According to Masand, ASPD can be difficult to treat because the person who needs help doesn’t believe there is a problem with their behavior. As a result, they rarely seek treatment.

That said, the established guidelines used to diagnose ASPD is that the behavior generally begins by age 15 or in the teenage years. However, Masand says a true ASPD diagnoses is not made until the age of 18. “For most people, the worst of the behavior occurs in the late teen years throughout the twenties,” he explains.

To get a proper diagnosis, a mental health professional will conduct a full mental health evaluation. During this process, the mental health professional will evaluate a person’s thoughts, feelings, behavior patterns, and relationships. They will identify symptoms and compare them to the ASPD symptoms in the DSM-5.

The mental health professional will also look at medical history. This full evaluation is a critical step since ASPD tends to show comorbidity with other mental health and addictive disorders.

Since a true ASPD diagnosis is typically delayed until the age of 18, adolescents and teens that display similar symptoms are often evaluated for conduct disorder (CD) or oppositional defiant disorder (ODD).

Of the two behavior disorders, CD is more severe than ODD. When determining if a child has ODD, clinicians will look at how they act around people they know.

Typically, someone with ODD is more likely to act oppositional or defiant around family members, teachers, or a healthcare provider.
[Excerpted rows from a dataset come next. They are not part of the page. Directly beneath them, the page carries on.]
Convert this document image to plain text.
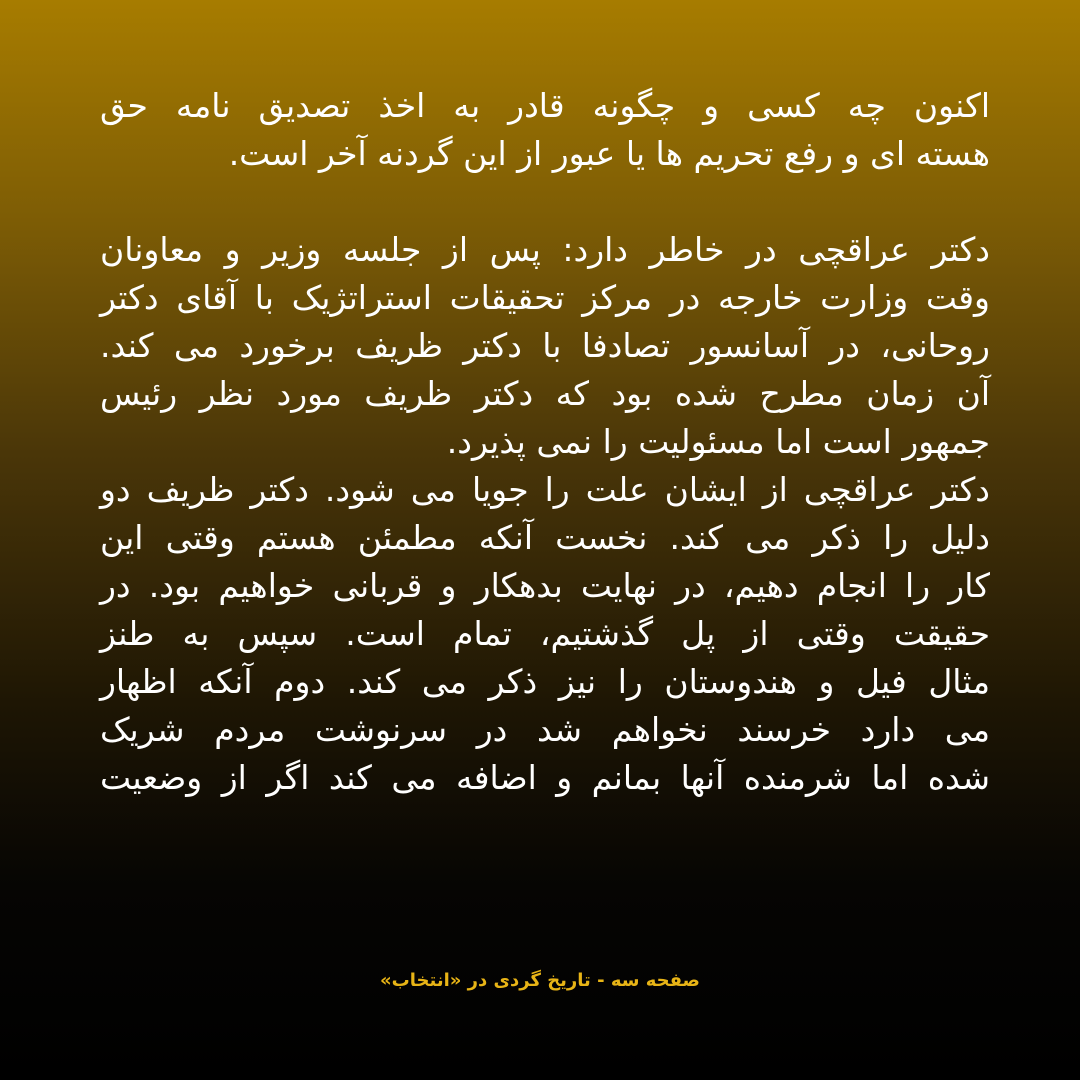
اکنون چه کسی و چگونه قادر به اخذ تصدیق نامه حق
هسته ای و رفع تحریم ها یا عبور از این گردنه آخر است.
دکتر عراقچی در خاطر دارد: پس از جلسه وزیر و معاونان
وقت وزارت خارجه در مرکز تحقیقات استراتژیک با آقای دکتر
روحانی، در آسانسور تصادفا با دکتر ظریف برخورد می کند.
آن زمان مطرح شده بود که دکتر ظریف مورد نظر رئیس
جمهور است اما مسئولیت را نمی پذیرد.
دکتر عراقچی از ایشان علت را جویا می شود. دکتر ظریف دو
دلیل را ذکر می کند. نخست آنکه مطمئن هستم وقتی این
کار را انجام دهیم، در نهایت بدهکار و قربانی خواهیم بود. در
حقیقت وقتی از پل گذشتیم، تمام است. سپس به طنز
مثال فیل و هندوستان را نیز ذکر می کند. دوم آنکه اظهار
می دارد خرسند نخواهم شد در سرنوشت مردم شریک
شده اما شرمنده آنها بمانم و اضافه می کند اگر از وضعیت
صفحه سه - تاریخ گردی در «انتخاب»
If an adolescent or teen is showing an ongoing pattern of aggression toward others and they regularly make choices that are in opposition of the rules and social norms at home, school, or with peers, a clinician may decide to evaluate for CD.

Like many other terms in the field of psychology, psychopath and sociopath are often used interchangeably, and it’s easy to see why. Since sociopath is not an official diagnosis, it joins psychopath under the umbrella diagnosis of ASPD. There is no clinical difference between the two.

“Some people make an artificial distinction based on severity of the personality disorder but that’s incorrect,” explains Masand. “They will say that psychopathy is a more severe form of sociopathy, but again, that is really incorrect.”

Both psychopath and sociopath are other terms or ways to describe ASPD. The behaviors that are seen in both fall under the symptoms in the ASPD category.

Like the diagnostic process, treating someone with psychopathic traits that fall under the ASPD diagnosis can be difficult. Typically, a healthcare provider will use a combination of psychotherapy (talk therapy) and medication.

However, personality disorders cannot be treated with medication. Psychotherapy can help the person understand their diagnosis and how it impacts their life and their relationships with others. A therapist will also work to develop strategies that decrease the severity of the symptoms.

If medication is part of the treatment plan, a doctor might prescribe medications that treat other metal health conditions such as anxiety, depression, or symptoms of aggression.

The word psychopath is often misused by the general public. That’s why it’s important to de-mystify the term and explain the correct diagnosis and terminology to use when describing this particular set of behaviors. Since it is not an official diagnosis, psychopathy falls under the ASPD diagnosis.